Çünkü, Beriya, tutuklananlara işkence yapan yegâne Birinci Sekreter’di. Lubyanka’da tutukluların üzerinde kırdığı kalın sopalarıyla efsâneleşmişti. Sanki işkence yapmak ve hafif tombul küçük kızlara tecâvüz etmek için yaşayan bir adamdı. Galiyev, 8 Aralık 1939 günü,  kapalı bir oturumda yargılanır ve o gün saat 23.15’te hakkında idâm cezâsı kararı verilir.

28 Ocak 1940 sabahıysa Lefortovo Hapishânesi’ne Beriya gelir. Galiyev’i bir sandalyeye oturtmuşlardır. Lefortovo Hapishânesi’nin bodrum katından sadece bir el tabanca sesi yankılanır. Riyad Muhammediyev’e göre, Galiyev’i Beriya’nın kendisi, bazı kaynaklara göre de, oradaki korumalardan biri vurmuştur. Galiyev’in cânsız bedeni, 28 Ocak’ı 29 Ocak’a bağlayan gece, Moskova’nın yaklaşık olarak 24 kilometre dışında bulunan Kommunarka’daki bir toplu mezara gömülür.  

***

Galiyev’in ailesinin âkıbetine gelince, her şey yine Stalin’in bilgisi ve talîmâtı dâhilinde gerçekleşir. Oğlu Marad’ı 1943 yılında Arça’da bir tımarhâneye kapatırlar. Oradan bir daha çıkamaz. İki yıl sonra da öldüğü söylenir. İlk karısı Ravza’dan doğma Reside 1948 yılında Sibirya’ya sürgüne gönderilir. Açlıktan saçları ve bütün dişleri dökülür, bir deri bir kemik kalır.

Gülnar da, partide muteber bir adam olan kocasına rağmen, 1949 yılında Krasnoyarskiy’e sürgüne gönderilir ve orada bir gardiyanın kendisine tecâvüz etmesi üzerine bunalıma girerek intihâr eder. Ortalıkta Galiyev ailesinden kimse kalmayınca, Stalin huzûra kavuşur.   

Galiyev’in kuramcılığına hiç değinmeyeceğim. Bulunabilen yazılarının tamamı yayımlandığından, merâk edenler okuyabilirler. Ama, Galiyev’in, hep bir Bolşevik olarak kaldığını ve millî mesele dışındaki konularda Lenin-Troçki-Stalin zihniyetinden köktenci bir kopuşu yaşamadığını söyleyebilirim.

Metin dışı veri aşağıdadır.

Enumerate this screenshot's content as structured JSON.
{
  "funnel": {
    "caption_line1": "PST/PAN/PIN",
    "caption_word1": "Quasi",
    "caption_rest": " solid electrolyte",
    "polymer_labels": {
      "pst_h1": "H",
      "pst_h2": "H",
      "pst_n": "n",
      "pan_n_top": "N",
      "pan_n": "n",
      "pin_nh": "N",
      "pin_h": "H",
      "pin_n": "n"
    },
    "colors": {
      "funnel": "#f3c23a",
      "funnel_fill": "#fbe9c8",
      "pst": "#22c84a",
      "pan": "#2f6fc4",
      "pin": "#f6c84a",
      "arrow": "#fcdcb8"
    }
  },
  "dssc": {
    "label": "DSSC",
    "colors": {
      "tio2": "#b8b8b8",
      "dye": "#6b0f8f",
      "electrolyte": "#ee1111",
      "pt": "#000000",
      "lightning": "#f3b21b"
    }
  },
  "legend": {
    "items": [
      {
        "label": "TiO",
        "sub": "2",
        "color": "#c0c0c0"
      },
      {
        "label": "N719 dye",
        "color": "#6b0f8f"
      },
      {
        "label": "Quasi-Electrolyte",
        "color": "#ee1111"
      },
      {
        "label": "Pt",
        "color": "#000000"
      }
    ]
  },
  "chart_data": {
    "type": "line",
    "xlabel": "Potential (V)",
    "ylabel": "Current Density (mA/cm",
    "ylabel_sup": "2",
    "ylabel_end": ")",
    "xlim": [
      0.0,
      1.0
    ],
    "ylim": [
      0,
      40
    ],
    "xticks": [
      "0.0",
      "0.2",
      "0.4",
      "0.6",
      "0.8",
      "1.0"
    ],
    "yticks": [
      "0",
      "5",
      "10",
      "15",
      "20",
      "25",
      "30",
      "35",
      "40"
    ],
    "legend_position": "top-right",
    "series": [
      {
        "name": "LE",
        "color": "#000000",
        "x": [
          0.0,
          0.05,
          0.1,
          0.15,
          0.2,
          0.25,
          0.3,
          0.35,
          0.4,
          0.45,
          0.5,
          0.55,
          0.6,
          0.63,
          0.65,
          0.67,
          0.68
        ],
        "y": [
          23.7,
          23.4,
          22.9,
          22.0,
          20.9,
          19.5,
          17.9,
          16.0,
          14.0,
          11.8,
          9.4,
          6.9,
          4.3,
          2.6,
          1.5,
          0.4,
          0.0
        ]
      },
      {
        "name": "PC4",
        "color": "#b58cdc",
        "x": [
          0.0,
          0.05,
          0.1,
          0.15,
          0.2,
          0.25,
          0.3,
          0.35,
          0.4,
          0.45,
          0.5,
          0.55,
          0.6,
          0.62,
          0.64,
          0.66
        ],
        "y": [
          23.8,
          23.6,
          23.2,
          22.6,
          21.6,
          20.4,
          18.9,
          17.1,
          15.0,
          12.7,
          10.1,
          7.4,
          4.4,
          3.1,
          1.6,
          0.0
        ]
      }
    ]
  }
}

Çünkü, hepsi de, Marxçı münevverân değil, Marxçı müminlerdiler. Galiyev millî mesele çatışması esnâsında bu Marxçı müminlerden koparak, belki bir Marxçı münevver olma aşamasına kadar gelmiştir ama, Marxçı müminlerin OGPU ve GULAG üzerine inşâ ettikleri sistemleri, hiç kimsenin Rusya’ya özgü meselelere ilişkin görüş ve tartışma geliştirmesine ve de bu tartışmalardan Marxçı münevverânın doğumuna izin vermeyecektir. 

***

Son olarak, Galiyev’in Mustafa Suphi ile ilişkisinin, çarpıtılarak, millî meselede fikir birliği içinde oldukları uydurmasına dönüştürüldüğünü söyleyebilirim. Oysa, Galiyev ile Mustafa Suphi sadece iki defa karşılaşmışlardı. İlki, 1918 yılının yaz mevsiminde, Haziran ayının sonunda veya Temmuz ayının ilk üç günü içindedir. İkincisiyse, 5 Kasım 1918 günü yapılan ve 42 delegenin katıldığı Birinci Müslüman Komünistleri Kurultayı’ndadır.

Bu kurultayda, Mustafa Suphi bir delegedir, Galiyev ise Yalimov ve Yarusalin ile birlikte kurultay başkanlığını yapmıştır. Bir daha da görüşmemişlerdir. Ayrıca, Mustafa Suphi’nin dönüş târihine kadar, Mustafa Suphi’yi millî mesele konusunda etkileyecek bir Galiyev- Stalin çatışması da yoktu.  Aksine, Galiyev ile Stalin arasındaki çatışmanın başlangıcı, Mustafa Suphi ve arkadaşlarının fecî âkıbetlerinden sonradır.